La decisione dopo la richiesta di aiuto di Kyiv

MediaWorld ha deciso di interrompere la vendita di droni DJI nei propri negozi, dopo che la compagnia ha rifiutato una richiesta da parte del governo ucraino. Un rifiuto che tuttavia DJI ha motivato. Cosa sta succedendo esattamente?

MediaWorld boicotta i droni di DJI dopo le richieste rifiutate di Kyiv

La decisione arriva prima dalla case madre tedesca, ma subito anche MediaWorld Italia l’ha recepita. Online e nei negozi non trovate prodotti di DJI, che negli ultimi anni ha reso i droni fotografici alla portata di tutti, con tantissime vendite in Italia e non solo. La decisione non è economica ma politica: si tratta di un boicottaggio legato al conflitto in Ucraina.

Il governo di Kyiv infatti negli ultimi giorni ha chiesto a DJI, compagnia cinese, di bloccare i droni da parte dell’esercito russo. Infatti secondo quanto riportava il vice premier ucraino Mykhailo Fedorov, Mosca starebbe guidando gli attacchi missilistici utilizzando i droni costruiti da DJI. E lo fatto con toni forti: “In 21 giorni di guerra, le truppe russe hanno già ucciso 100 bambini ucraini. Stanno usando prodotti DJI per guidare i loro missili. DJI vuoi davvero essere partner di questi assassini? Blocca i prodotti che stanno aiutando la Russia a uccidere gli ucraini”.
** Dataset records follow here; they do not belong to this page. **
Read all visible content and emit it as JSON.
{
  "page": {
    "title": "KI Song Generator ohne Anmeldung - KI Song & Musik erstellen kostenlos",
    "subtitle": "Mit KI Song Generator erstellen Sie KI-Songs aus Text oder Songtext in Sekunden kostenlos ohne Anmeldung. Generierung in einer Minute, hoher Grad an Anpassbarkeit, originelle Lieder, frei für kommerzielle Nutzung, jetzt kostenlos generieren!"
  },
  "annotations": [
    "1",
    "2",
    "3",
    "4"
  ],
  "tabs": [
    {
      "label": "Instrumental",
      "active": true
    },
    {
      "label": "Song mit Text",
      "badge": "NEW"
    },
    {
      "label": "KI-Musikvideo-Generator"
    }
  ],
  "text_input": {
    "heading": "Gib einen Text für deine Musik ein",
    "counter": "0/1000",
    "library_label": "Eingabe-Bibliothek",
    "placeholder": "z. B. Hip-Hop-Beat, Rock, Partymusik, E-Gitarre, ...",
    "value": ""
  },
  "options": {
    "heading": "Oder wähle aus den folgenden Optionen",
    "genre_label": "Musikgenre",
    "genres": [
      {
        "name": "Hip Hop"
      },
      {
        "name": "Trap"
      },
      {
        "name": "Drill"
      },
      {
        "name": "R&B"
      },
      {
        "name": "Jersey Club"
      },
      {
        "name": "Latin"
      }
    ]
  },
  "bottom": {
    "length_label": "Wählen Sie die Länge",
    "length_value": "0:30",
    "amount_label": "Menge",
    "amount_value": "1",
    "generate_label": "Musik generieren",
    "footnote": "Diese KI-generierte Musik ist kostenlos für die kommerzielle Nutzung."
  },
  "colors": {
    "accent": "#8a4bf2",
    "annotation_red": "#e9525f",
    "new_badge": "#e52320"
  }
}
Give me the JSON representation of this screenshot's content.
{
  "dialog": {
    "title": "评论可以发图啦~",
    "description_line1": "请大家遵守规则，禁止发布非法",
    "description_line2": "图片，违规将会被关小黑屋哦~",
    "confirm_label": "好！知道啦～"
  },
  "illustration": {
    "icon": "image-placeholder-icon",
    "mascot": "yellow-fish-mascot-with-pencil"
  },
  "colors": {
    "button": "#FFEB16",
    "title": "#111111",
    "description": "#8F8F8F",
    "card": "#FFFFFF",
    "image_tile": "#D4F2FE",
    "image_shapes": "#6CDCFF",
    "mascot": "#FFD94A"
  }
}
Fedorov ha anche scritto una lettera direttamente a Frank Wang, il fondatore e CEO di DJI. Nella lettera chiede aiuto al fondatore dell’azienda per disinnescare i droni russi. Ma anche per evitare che succeda lo stesso ai droni DJI che anche l’esercito ucraino sta utilizzando. Proprio perché sono meno costosi rispetto ai droni militari.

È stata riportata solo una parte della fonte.